An historic church in northern Israel reopened more than a year after an arson and vandalism attack.
The Church of the Multiplication of the Loaves and Fishes, where Christians believe Jesus miraculously fed thousands of people, reopened Sunday after eight months of repairs and renovations costing about $1 million. The government of Israel reportedly contributed some $400,000 to the rebuilding.
The nationalistic attack allegedly by extremist Jews took place in June 2015. Sixteen youths from the West Bank who were hiking in the area were initially arrested in connection with the attack. Three ultimately were indicted in the attack.
Israel’s President Reuven Rivlin and his wife, Nechama Rivlin, attended an interfaith meeting at the church to mark its reopening. Also participating in the meeting was Cardinal Rainer Maria Woelki, Ambassador of Germany Dr. Clemens von Goetze, Sheikh Muwaffak Tarīf, Rabbi Alon Goshen-Gottstein and Jordan Valley Local Council head Idan Greenbaum, according to the president’s office.
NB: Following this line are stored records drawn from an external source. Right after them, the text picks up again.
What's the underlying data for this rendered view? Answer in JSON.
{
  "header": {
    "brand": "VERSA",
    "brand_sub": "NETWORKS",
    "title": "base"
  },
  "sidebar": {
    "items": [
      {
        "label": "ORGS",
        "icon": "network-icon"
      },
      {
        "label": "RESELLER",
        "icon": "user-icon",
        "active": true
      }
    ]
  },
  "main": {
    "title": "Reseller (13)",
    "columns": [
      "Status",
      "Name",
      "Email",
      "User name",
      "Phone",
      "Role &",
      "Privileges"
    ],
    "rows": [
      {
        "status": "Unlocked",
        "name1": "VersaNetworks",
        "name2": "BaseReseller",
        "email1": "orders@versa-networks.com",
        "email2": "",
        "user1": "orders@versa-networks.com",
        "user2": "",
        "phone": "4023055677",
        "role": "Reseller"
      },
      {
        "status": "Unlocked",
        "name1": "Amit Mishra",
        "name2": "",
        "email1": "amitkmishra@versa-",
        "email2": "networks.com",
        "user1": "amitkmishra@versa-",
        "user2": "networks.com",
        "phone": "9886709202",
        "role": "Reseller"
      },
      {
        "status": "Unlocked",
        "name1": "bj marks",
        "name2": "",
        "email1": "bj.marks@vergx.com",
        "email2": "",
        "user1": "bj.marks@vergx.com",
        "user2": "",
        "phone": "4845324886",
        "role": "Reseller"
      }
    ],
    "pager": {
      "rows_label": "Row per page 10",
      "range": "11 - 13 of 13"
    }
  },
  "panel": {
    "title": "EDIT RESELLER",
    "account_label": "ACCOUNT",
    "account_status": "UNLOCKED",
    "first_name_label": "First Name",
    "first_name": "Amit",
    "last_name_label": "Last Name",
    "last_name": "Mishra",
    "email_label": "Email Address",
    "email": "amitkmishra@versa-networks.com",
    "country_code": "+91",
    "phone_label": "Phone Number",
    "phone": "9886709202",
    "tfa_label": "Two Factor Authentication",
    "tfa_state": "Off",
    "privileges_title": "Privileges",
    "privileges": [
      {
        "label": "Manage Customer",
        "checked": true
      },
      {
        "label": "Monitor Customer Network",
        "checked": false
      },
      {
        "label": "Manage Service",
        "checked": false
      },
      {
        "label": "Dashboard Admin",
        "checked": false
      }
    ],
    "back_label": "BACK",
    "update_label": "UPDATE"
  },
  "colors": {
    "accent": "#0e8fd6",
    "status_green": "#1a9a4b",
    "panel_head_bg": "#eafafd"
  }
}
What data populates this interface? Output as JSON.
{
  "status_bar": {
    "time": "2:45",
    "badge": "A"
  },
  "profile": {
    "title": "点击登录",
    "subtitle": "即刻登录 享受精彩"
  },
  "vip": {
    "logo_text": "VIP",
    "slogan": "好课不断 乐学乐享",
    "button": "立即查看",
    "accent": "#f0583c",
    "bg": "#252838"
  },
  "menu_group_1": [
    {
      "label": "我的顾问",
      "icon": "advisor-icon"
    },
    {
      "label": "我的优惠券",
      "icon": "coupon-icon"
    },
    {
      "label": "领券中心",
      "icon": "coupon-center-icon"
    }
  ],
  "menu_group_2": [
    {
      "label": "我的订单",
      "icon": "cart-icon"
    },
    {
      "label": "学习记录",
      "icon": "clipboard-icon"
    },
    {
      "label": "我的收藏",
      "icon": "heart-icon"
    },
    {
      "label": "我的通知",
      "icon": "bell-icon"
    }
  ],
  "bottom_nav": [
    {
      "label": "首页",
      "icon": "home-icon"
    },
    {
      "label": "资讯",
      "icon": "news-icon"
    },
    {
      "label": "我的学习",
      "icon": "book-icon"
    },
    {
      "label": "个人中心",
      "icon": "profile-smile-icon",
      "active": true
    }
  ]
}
“The last time I was here, we stood together and looked at the burnt walls and the terrible graffiti. Today, I visit here again, and see the renewal of this historic, special, and holy place. I want to thank all the people who worked hard to restore this place, and to say clearly; that hate cannot win,” Rivlin said at the start of the meeting.
“The State of Israel is committed – deeply committed – to the freedom of religion and of worship for all religions and believers. We stand up for religious freedom because, as a people, we know very well what it means to suffer religious persecution. And we stand up for religious freedom because we are a democratic state – who believe in the rights for everyone to worship God according to their belief.”
Along with the fire that struck the church, located on the northwest shore of the Sea of Galilee, graffiti reading “False idols will be smashed” and “pagans” were found on its walls. The site is where Jesus is believed to have fed thousands of people with five loaves of bread and two fish.
Built on the site of a fifth-century church, the church contains restored mosaic floors from the time period. The attack was roundly condemned in Israel and around the world.